La nuova nomination per il Blame-America-First Award, premio riservato da questo blog a chi eccelle nell'arte dell'antiamericanismo e nell'incolpare gli Stati Uniti di ogni male dell'universo, va quest'oggi alla Repubblica Islamica dell'Iran, la quale recentemente, attraverso alcuni portavoce ufficiali del governo, si è scagliata contro l'America per il film campione d'incassi 300. La pellicola, diretta da Zack Snyder e tratta da una graphic novel dell'arcinoto autore Frank Miller, racconta la battaglia delle Termopili, avvenuta nel 480 a.C. tra alcune poleis greche e il temibile impero persiano e terminata - come vuole la leggenda - con la gloriosa vittoria di soli trecento spartani (da cui il titolo) contro i due milioni di soldati dell'esercito persiano guidato dal condottiero Serse.
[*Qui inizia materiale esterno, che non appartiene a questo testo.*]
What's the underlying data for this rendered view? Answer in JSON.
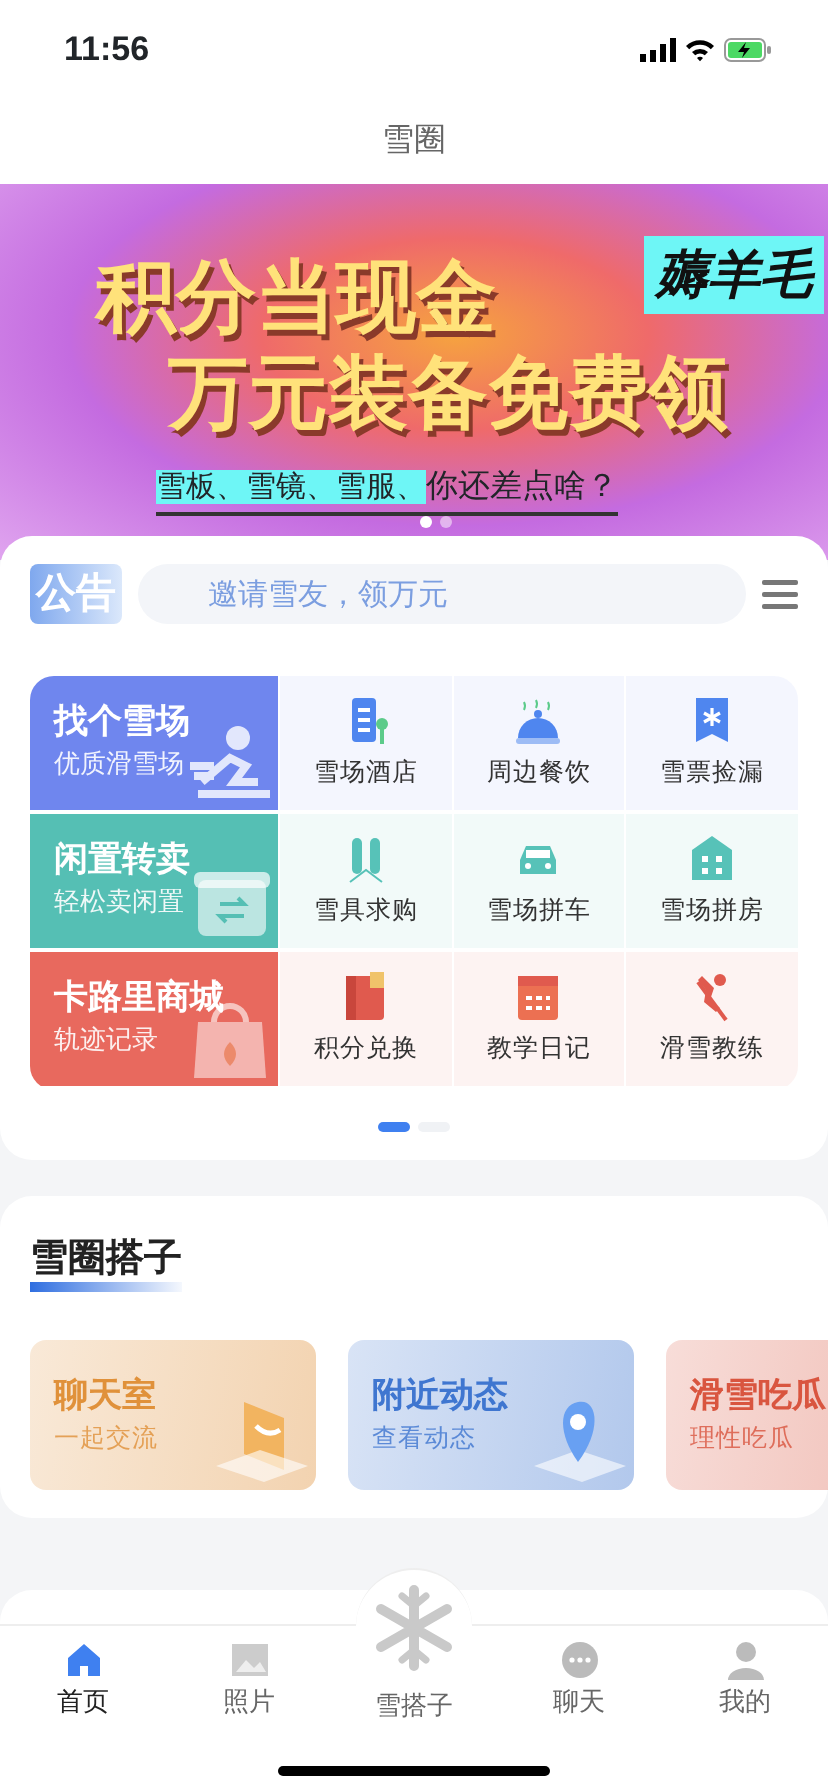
{
  "status_bar": {
    "time": "11:56"
  },
  "nav": {
    "title": "雪圈"
  },
  "banner": {
    "tag": "薅羊毛",
    "headlines": [
      "积分当现金",
      "万元装备免费领"
    ],
    "subtitle_highlight": "雪板、雪镜、雪服、",
    "subtitle": "你还差点啥？",
    "dots": [
      {
        "selected": true
      },
      {
        "selected": false
      }
    ]
  },
  "notice": {
    "label": "公告",
    "placeholder": "邀请雪友，领万元"
  },
  "grid": [
    {
      "title": "找个雪场",
      "subtitle": "优质滑雪场",
      "color": "#6f86ee",
      "items": [
        "雪场酒店",
        "周边餐饮",
        "雪票捡漏"
      ]
    },
    {
      "title": "闲置转卖",
      "subtitle": "轻松卖闲置",
      "color": "#55bfb4",
      "items": [
        "雪具求购",
        "雪场拼车",
        "雪场拼房"
      ]
    },
    {
      "title": "卡路里商城",
      "subtitle": "轨迹记录",
      "color": "#e8695e",
      "items": [
        "积分兑换",
        "教学日记",
        "滑雪教练"
      ]
    }
  ],
  "grid_pages": [
    {
      "selected": true
    },
    {
      "selected": false
    }
  ],
  "section": {
    "title": "雪圈搭子",
    "cards": [
      {
        "title": "聊天室",
        "subtitle": "一起交流",
        "color": "#e0913a"
      },
      {
        "title": "附近动态",
        "subtitle": "查看动态",
        "color": "#3f76d0"
      },
      {
        "title": "滑雪吃瓜",
        "subtitle": "理性吃瓜",
        "color": "#d9553f"
      }
    ]
  },
  "tab_bar": [
    {
      "label": "首页",
      "selected": true,
      "kind": "plain"
    },
    {
      "label": "照片",
      "selected": false,
      "kind": "plain"
    },
    {
      "label": "雪搭子",
      "selected": false,
      "kind": "raised"
    },
    {
      "label": "聊天",
      "selected": false,
      "kind": "plain"
    },
    {
      "label": "我的",
      "selected": false,
      "kind": "plain"
    }
  ]
}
Secondo quanto affermato da Javan Shamqadri, consigliere per l'arte del presidente iraniano Mahmoud Ahmadinejad, il film - che ha incassato 76 milioni di dollari nel solo primo weekend - non sarebbe altro che <<part of a comprehensive U.S. psychological war aimed at Iranian culture>>. Tutto un complotto americano per sovvertire, con la guerra psicologica, la nazione iraniana. Perché, prosegue Shamqadri, <<following the Islamic Revolution in Iran, Hollywood and cultural authorities in the U.S. initiated studies to figure out how to attack Iranian culture. Certainly, the recent movie is a product of such studies>>. Quindi, Hollywood e Casa Bianca si sarebbero alleate (cosa che già avrebbe dell'incredibile), contro il nemico comune. Ma gli sforzi americani sono del tutto vani, poiché <<values in Iranian culture and the Islamic Revolution are too strongly seated to be damaged by such plans>>.
Sulla stessa linea dei commenti di Shamqadri, anche le dichiarazioni del portavoce del governo Gholam Hossein Elham, secondo il quale 300 sarebbe una <<cultural intrusion against Iran>> e che senza dubbio <<the Iranian nation and those involved in cultural activities will respond to such a cultural aggression>>, per non parlare del servizio sul film trasmesso dal canale IRINN TV, nel quale si sostiene che la produzione e la distribuzione di esso non è che l'ennesima dimostrazione dell'ormai evidente "cospirazione sionista", in quanto la Warner Bros. sarebbe di proprietà di ricchi ebrei americani: <<This movie, which is totally against Persian culture and civilization, could be considered a production by Zionists and a group of American extremists>>.